Their adventures up to recently on the high sees had been plain sailing, but a recent problem with their engine left the lads adrift in the Celebes Sea, extremely close to pirate-infested waters.

The group of friends, Gerald O’Sullivan from Bantry, Damien Collins from Durrus, Eoin Dennehy from Castlehaven and Paul Ryan from Rossmore, along with six other friends, were all working, literally ‘down under’ in the tunnels in Sydney, when they decided to buy a 44ft, 11-bunk, sailing yacht  for ,000 in Malaysia.

‘Basically the northern tip of Borneo from Kudat to Tawau is under the jurisdiction of ESSCOM (Eastern Sabah Security Command),’ Damien told The Southern Star. ‘They direct the various marine police and navy patrols in the area, because of piracy issues. We had to submit a passage plan for this trip and get it approved by ESSCOM before going through.

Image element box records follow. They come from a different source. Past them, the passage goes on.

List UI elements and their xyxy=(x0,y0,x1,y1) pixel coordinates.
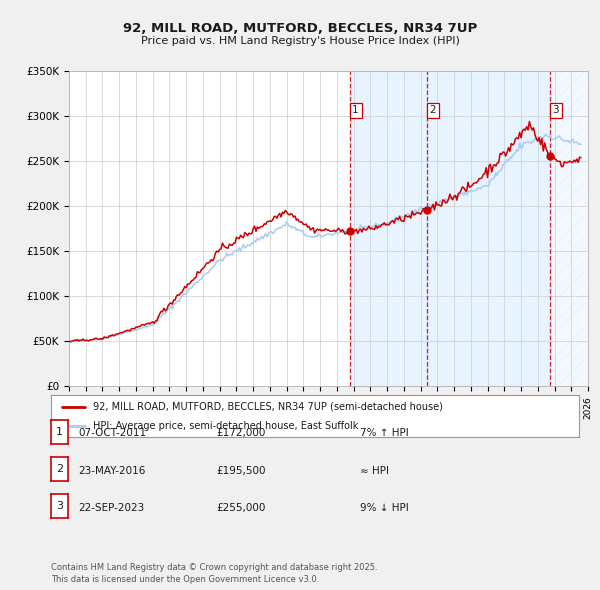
Text: 1: 1 xyxy=(56,427,63,437)
Text: HPI: Average price, semi-detached house, East Suffolk: HPI: Average price, semi-detached house,… xyxy=(93,421,359,431)
Text: 7% ↑ HPI: 7% ↑ HPI xyxy=(360,428,409,438)
Bar xyxy=(550,71,588,386)
Text: 1: 1 xyxy=(352,105,359,115)
Text: 3: 3 xyxy=(553,105,559,115)
Text: £172,000: £172,000 xyxy=(216,428,265,438)
Text: 3: 3 xyxy=(56,502,63,511)
Text: 23-MAY-2016: 23-MAY-2016 xyxy=(78,466,145,476)
Bar xyxy=(350,71,427,386)
Text: 07-OCT-2011: 07-OCT-2011 xyxy=(78,428,146,438)
Text: £255,000: £255,000 xyxy=(216,503,265,513)
Point xyxy=(545,152,554,161)
Text: 22-SEP-2023: 22-SEP-2023 xyxy=(78,503,144,513)
Text: ≈ HPI: ≈ HPI xyxy=(360,466,389,476)
Text: 9% ↓ HPI: 9% ↓ HPI xyxy=(360,503,409,513)
Point xyxy=(345,227,355,236)
Text: 2: 2 xyxy=(430,105,436,115)
Text: 2: 2 xyxy=(56,464,63,474)
Text: £195,500: £195,500 xyxy=(216,466,265,476)
Text: 92, MILL ROAD, MUTFORD, BECCLES, NR34 7UP (semi-detached house): 92, MILL ROAD, MUTFORD, BECCLES, NR34 7U… xyxy=(93,402,443,412)
Point xyxy=(422,205,432,215)
Text: Price paid vs. HM Land Registry's House Price Index (HPI): Price paid vs. HM Land Registry's House … xyxy=(140,37,460,46)
Text: Contains HM Land Registry data © Crown copyright and database right 2025.
This d: Contains HM Land Registry data © Crown c… xyxy=(51,563,377,584)
Text: 92, MILL ROAD, MUTFORD, BECCLES, NR34 7UP: 92, MILL ROAD, MUTFORD, BECCLES, NR34 7U… xyxy=(123,22,477,35)
Bar xyxy=(427,71,550,386)
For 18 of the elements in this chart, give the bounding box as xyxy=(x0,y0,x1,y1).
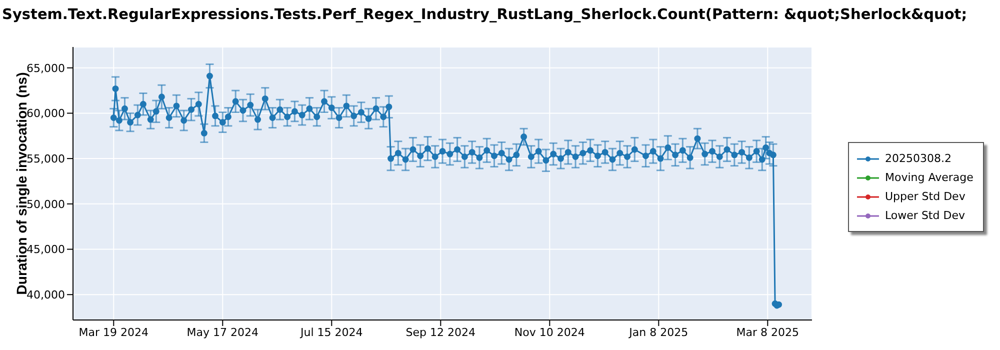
x-tick-label: Sep 12 2024 xyxy=(406,326,476,339)
legend-label: Moving Average xyxy=(885,171,974,184)
legend-label: 20250308.2 xyxy=(885,152,952,165)
chart-title: System.Text.RegularExpressions.Tests.Perf_Regex_Industry_RustLang_Sherlock.Count(Pattern: &quot;Sherlock&quot; xyxy=(2,7,968,23)
x-tick-label: May 17 2024 xyxy=(186,326,259,339)
legend-label: Upper Std Dev xyxy=(885,190,966,203)
y-tick-label: 60,000 xyxy=(26,107,65,120)
x-tick-label: Jul 15 2024 xyxy=(300,326,363,339)
y-tick-label: 65,000 xyxy=(26,62,65,75)
y-tick-label: 50,000 xyxy=(26,198,65,211)
x-tick-label: Jan 8 2025 xyxy=(628,326,688,339)
y-tick-label: 45,000 xyxy=(26,243,65,256)
x-tick-label: Mar 19 2024 xyxy=(78,326,149,339)
legend-label: Lower Std Dev xyxy=(885,209,965,222)
y-tick-label: 55,000 xyxy=(26,152,65,166)
x-tick-label: Mar 8 2025 xyxy=(736,326,800,339)
y-tick-label: 40,000 xyxy=(26,288,65,302)
x-tick-label: Nov 10 2024 xyxy=(514,326,585,339)
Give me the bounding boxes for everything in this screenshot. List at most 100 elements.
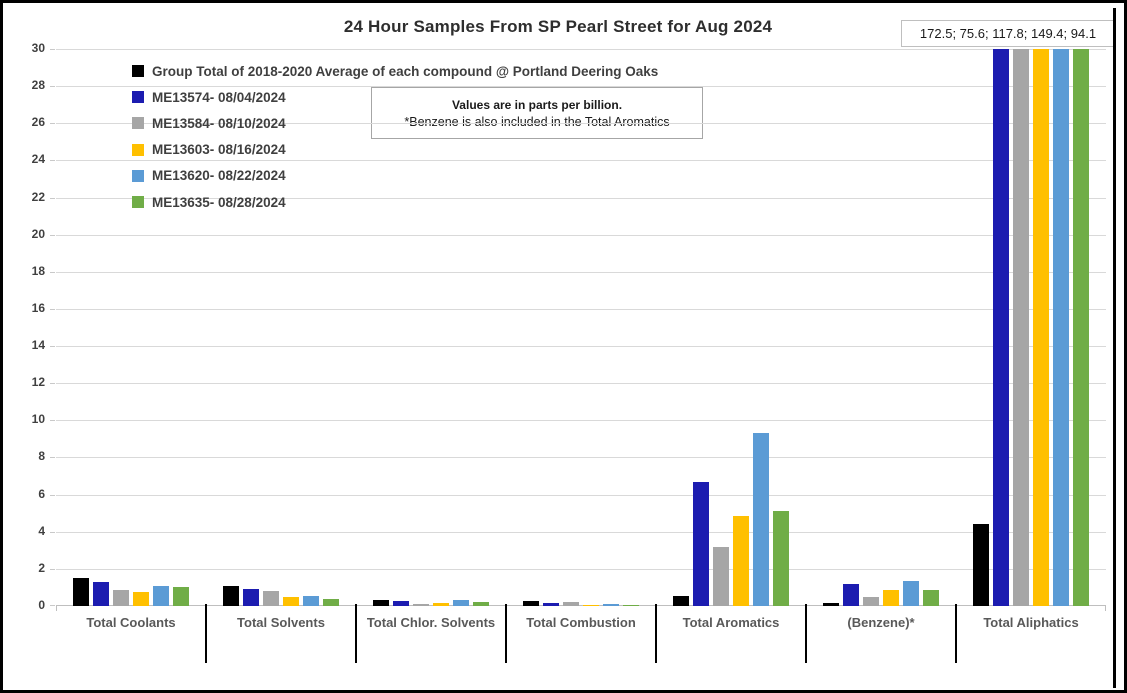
y-tick-mark (50, 457, 55, 459)
category-label-total-aromatics: Total Aromatics (682, 615, 780, 630)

‘We were heading to Tawau (Borneo) to stock up before making our way to Sulawesi in Indonesia when the engine packed in half way between the two towns, so we were over 100 nautical miles away from where the pirates mainly operate, so the risk of seeing pirates here was low,’ he explained. 

Nonetheless, they did take some standard ‘Irish’ precautions.

‘We had read a lot about the area we’d be travelling through online, and had spoken to many other sailors about what to expect,’ Damien said.

‘We were approached by a vessel one night and we all went on deck armed with a spear gun and our hurleys, but it turned out to be a fishing boat. As our engine was still not working, we asked if they could tow us to the nearest port, but they refused. However, they did give us a fresh 1m-long catfish and later a bucket of crabs.’

The West Cork lads finally got the engine repaired just in time as they were drifting dangerously towards some rocks.

‘We weren’t oblivious to the potential dangers and we were in continuous contact with ESSCOM updating them with our location, so they could keep track of us and inform us of any potential problems nearby,’ Damien said.

When we spoke to the lads at the start of their journey in July, they told us they had named their new home An Seanchaí because, as Damien said, ‘the boat will definitely have plenty of stories to tell before we’re finished.’

Another member of the crew, Mark Kenny, amused readers when he admitted: ‘We bought the book ‘Sailing for Dummies’ and spent weeks rattling off all the lines and buzz words. And we put our heads together and each read different chapters!’

The lads are currently in Raja Ampat in Indonesia, where they say they have seen ‘some of the best stuff so far’. 

Damien added: ‘The anchorages here are beautiful and the marine life is class. We saw some black tip reef sharks, turtles and huge manta rays only a few days ago … so the adventure continues.’